The Civil Servants Who Became the Unlikely TV Stars of Election Week
It felt like an episode of “The West Wing.” Civil servants in battleground states were thrust into the spotlight as the nation’s political future hung in the balance of vote-counting efforts in convention centers and sports arenas. State and local officials with election-related duties put a human face on voting in America as they updated an anxious world on the status of the count, in 100,000- , 10,000- and 1,000-ballot increments. The prevalence of articulate government pros speaking with authority about the sanctity of the vote made it that much harder to buy into conspiracy theories about massive voter fraud.
Here’s a rundown of supporting characters who had star turns in the epic limited series that was Election Week.
Arizona Secretary of State
Hobbs brought a bright smile and an air of confidence to her reports on Arizona’s process. “There’s no legal ground for us to stop counting ballots,” she told CBS News on Nov. 5 with the no-nonsense tone of a beloved kinder-garten teacher. Speaking from the backdrop of what appeared to be a snug office with a poster of a cactus and the word “VOTE” only added to her Southwestern charm.
Pennsylvania Secretary of State
Boockvar had the challenge of explaining the nitty-gritty of recent legal changes to Pennsylvania’s vote-tallying process to an angsty nation in multiple live news conferences. She kept her cool even when asked about her Trump-bashing tweets from four years ago — before she was in her state post. “I took an oath to defend and protect the constitution of the Commonwealth of Pennsylvania and of the United States,” she said on Nov. 5 with a mixture of earnestness and exasperation that ended the subject.
Pennsylvania Attorney General
Shapiro’s disgust at the suggestion of widespread voter fraud and corruption in Pennsylvania was palpable. Referring to the SCOTUS decision to allow ballots postmarked by Nov. 3 to be counted through Nov. 6, he told MSNBC on that latter date: “This attempt by Donald Trump and those aligned with him to get those ballots thrown out and run to the Supreme Court — clearly that’s failed,” in comments that went viral after his teenage son ambled in on the live interview.
Clark County (Nevada) Registrar of Voters
Gloria proved unflappable during a news conference on Nov. 4 when an agitated man in a muscle T (with the slogan “BBQ Beer Freedom”) ran up behind him shouting about the “Biden crime family” and election fraud. “What was the last question?” Gloria asked after the hubbub died down. Gloria was also a model of coronavirus safety in wearing a mask throughout his daily 10 a.m. briefings.

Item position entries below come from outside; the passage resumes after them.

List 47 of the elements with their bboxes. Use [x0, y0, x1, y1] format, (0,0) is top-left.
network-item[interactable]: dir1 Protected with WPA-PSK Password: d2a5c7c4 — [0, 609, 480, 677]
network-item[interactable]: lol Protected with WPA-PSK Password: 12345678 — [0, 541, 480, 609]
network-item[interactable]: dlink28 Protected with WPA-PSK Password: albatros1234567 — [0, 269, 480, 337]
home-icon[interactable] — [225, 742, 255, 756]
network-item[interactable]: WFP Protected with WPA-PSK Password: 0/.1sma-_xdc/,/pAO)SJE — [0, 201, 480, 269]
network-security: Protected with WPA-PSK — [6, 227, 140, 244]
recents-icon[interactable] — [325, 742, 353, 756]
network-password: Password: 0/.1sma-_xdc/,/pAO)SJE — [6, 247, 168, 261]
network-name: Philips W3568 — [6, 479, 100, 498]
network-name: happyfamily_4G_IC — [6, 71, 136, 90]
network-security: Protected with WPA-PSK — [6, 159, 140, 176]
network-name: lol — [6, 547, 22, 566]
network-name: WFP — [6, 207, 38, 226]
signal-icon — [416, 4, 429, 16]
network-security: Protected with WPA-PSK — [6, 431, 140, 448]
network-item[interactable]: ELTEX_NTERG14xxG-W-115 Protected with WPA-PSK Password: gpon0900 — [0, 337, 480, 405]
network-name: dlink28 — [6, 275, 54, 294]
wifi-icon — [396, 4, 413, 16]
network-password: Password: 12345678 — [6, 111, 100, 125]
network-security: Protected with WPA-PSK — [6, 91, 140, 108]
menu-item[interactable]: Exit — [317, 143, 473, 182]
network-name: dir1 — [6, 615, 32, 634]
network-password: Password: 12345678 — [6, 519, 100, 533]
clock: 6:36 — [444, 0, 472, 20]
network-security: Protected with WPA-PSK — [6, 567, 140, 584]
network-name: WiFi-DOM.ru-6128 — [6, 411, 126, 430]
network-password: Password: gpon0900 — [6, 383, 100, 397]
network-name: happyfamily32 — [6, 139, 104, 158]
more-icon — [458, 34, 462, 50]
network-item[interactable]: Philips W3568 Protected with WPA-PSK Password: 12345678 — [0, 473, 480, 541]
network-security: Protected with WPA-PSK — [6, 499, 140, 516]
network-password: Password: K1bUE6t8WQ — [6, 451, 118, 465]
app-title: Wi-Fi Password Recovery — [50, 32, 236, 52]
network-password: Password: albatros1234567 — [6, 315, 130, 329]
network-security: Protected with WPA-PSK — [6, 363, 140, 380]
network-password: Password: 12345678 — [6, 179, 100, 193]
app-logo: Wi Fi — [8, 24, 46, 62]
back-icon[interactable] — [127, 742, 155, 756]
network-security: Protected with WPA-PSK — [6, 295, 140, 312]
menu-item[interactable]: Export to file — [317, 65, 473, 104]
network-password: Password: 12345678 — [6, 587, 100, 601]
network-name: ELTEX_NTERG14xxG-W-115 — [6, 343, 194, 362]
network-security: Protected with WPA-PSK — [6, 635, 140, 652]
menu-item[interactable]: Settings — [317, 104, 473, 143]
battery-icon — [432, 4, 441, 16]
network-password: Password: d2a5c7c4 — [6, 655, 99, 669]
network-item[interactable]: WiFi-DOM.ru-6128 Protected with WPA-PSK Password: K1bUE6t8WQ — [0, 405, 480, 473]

Philadelphia City Commissioner
Sabir endeared himself to many viewers when he stepped up to the podium at a Nov. 6 news conference and decried efforts to interfere with the count at the city’s Pennsylvania Convention Center. “Democracy has won! Democracy is beautiful!” he enthused, then added with a sheepish grin, “Hi, wife.”

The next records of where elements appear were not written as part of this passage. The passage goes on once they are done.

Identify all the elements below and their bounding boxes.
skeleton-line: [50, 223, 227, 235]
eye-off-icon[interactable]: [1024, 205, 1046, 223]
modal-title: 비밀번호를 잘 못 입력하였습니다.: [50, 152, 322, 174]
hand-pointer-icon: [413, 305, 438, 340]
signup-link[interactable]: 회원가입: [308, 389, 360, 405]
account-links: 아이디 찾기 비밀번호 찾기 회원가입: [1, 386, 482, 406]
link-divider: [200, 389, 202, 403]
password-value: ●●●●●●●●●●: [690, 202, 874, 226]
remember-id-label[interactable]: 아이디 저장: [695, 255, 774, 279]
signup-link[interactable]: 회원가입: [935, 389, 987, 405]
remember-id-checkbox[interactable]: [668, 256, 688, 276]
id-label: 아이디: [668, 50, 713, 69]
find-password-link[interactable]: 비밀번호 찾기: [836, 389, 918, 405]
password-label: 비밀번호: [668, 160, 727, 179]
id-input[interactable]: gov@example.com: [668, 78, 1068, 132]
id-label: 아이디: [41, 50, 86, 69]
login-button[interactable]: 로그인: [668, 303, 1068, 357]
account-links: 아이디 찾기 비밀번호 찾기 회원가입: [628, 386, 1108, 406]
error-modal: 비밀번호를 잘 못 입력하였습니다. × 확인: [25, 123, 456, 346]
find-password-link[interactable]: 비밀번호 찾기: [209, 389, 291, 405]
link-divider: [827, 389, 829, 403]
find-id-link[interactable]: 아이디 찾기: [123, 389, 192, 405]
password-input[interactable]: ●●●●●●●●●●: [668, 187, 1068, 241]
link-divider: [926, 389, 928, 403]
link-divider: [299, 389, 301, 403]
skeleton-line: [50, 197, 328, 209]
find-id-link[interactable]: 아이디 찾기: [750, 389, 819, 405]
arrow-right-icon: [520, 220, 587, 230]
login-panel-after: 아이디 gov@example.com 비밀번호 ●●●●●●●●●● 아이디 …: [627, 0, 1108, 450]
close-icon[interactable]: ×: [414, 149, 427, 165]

Lieutenant Governor of Georgia
Duncan, a Republican, put electoral integrity over party when he calmly rejected claims from the Trump camp that Georgia was rife with election fraud because the state’s voting system was “controlled by Democrats,” as the president put it in his middle-of-the-night appearance on Nov. 4. Duncan consistently stated otherwise, as he did in a Nov. 9 appearance on CNN.
“At this point, we’ve not seen any sort of credible examples,” he assured with great credibility.